Introduction

Head and neck squamous cell carcinoma (HNSCC) is a common cancer in humans and is the fifth most common cancer in the world. It represents approximately 3% of new cancer cases and accounts for 2% of all cancer deaths annually worldwide1. Current treatment strategies for patients with HNSCC involve surgery, chemotherapy, immunotherapy, radiotherapy and so on. However, with such treatments, the survival results of HNSCC patients are still not satisfactory2. This poor prognosis is associated with local invasion and cervical lymph node metastases; additionally, a high rate of chemoresistance and locoregional recurrence has been noted among HNSCC patients3,4. It has been reported that the most important prognostic factor for patients with HNSCC is the clinical stage of disease (TNM stage); however, survival is variable for patients with the same stage, and more prognostic markers are needed5. It is urgent to search for new prognostic biomarkers and therapeutic targets to overcome the low HNSCC survival rates6,7.

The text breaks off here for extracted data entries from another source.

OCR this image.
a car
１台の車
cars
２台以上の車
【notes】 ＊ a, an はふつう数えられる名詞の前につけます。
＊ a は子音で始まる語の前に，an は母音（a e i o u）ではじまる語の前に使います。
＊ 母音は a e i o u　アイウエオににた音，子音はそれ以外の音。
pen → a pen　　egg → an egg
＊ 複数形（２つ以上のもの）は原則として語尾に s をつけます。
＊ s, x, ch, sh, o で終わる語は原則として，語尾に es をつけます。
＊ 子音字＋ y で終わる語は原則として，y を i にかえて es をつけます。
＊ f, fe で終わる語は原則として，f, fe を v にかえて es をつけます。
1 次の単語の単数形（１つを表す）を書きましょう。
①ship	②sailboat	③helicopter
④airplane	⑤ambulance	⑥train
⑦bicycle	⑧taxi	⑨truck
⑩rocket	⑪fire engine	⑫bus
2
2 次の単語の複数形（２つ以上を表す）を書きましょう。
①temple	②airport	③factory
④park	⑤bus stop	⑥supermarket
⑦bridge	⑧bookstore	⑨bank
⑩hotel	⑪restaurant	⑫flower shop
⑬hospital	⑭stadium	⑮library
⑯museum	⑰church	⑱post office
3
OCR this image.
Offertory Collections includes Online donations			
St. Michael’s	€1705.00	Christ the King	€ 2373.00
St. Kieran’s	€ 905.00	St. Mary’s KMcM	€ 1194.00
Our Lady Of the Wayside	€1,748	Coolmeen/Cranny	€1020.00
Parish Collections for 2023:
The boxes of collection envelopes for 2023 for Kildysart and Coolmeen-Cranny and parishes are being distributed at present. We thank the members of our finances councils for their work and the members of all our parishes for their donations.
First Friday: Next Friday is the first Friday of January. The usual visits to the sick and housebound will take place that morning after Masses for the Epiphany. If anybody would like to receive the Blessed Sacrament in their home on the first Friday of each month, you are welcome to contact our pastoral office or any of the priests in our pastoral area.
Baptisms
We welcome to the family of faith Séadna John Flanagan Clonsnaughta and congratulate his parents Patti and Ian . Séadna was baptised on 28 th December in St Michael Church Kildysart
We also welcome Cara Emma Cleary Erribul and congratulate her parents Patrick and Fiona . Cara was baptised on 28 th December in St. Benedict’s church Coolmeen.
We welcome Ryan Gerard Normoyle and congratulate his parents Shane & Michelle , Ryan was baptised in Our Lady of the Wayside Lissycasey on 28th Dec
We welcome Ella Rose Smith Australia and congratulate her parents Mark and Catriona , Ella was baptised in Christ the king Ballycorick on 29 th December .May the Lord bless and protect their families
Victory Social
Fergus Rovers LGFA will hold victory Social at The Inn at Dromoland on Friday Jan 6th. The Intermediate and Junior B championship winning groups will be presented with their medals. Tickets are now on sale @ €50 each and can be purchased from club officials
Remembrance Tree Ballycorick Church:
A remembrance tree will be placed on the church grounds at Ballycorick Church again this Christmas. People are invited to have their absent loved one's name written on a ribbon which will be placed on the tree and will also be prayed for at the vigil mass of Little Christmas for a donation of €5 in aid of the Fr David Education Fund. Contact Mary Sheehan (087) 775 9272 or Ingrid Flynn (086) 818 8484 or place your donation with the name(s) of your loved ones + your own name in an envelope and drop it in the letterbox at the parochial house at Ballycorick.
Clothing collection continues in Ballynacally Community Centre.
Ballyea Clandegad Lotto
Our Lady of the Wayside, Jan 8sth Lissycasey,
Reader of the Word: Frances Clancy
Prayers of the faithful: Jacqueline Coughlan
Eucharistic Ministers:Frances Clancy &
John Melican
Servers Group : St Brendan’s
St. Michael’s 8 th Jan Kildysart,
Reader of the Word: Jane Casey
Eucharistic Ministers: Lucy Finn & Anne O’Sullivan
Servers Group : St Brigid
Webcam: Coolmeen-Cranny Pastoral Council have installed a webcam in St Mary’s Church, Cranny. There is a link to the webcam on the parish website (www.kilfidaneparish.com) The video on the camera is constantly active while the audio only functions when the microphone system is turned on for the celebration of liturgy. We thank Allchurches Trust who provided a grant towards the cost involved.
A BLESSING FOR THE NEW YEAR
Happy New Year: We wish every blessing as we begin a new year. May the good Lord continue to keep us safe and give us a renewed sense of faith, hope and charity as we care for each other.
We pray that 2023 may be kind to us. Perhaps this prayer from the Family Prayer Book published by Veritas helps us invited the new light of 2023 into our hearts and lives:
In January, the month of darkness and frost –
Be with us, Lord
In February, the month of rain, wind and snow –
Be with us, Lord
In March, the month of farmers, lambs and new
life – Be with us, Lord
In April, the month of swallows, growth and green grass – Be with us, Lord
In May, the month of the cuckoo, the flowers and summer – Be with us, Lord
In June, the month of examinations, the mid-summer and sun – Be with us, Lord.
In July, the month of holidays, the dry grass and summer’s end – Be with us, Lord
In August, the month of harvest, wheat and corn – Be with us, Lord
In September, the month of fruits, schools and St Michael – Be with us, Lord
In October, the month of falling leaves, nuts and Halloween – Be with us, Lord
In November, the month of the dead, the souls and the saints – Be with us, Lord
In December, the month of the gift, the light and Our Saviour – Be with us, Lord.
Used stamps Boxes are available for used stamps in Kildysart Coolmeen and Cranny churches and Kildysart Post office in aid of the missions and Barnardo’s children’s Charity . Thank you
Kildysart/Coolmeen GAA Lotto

N6-methyladenosine (m6A) was first reported in 1974, and m6A modification is the most abundant internal modification in eukaryotes8. m6A modification is a reversible process involving m6A regulators, including (“readers”) m6A-binding proteins, (“writers”) adenosine methyltransferases and (“erasers”) m6A demethylating enzymes9. Previous studies have revealed that m6A modification plays key roles in oncogenesis and tumor progression in several kinds of cancers, including lung cancer, breast cancer, acute myeloid leukemia and HNSCC10.

LncRNAs are RNAs greater than 200 nucleotides (nt) in length that possess many structural features of mRNAs without conserved open reading domains11. Many studies have illustrated that aberrantly expressed lncRNAs have complex and wide-ranging functions in tumors, including HNSCC12,13. While m6A modifications are known to modulate RNAs, including mRNAs, tRNAs, snRNAs and lncRNAs14. Despite the fact that m6A has been implicated in the occurrence and progression of various cancers, m6A RNA modification has not been extensively studied in HNSCC. LncRNA‐activating regulator of DKK1 is stabilized by m6A methylation and promotes cancer progression via forming a ternary complex in HNSCC15. m6A-binding proteins have complex regulatory mechanisms in nasopharyngeal carcinoma although their precise effects were rarely known16,17. Indeed, the precise mechanisms underlying m6A RNA modification in HNSCC are even less well understood. In the future, it is necessary to further clarify the key role of m6A in head and neck tumors, understand the mechanism of tumor occurrence and development comprehensively, and find more effective intervention measures and treatment approaches.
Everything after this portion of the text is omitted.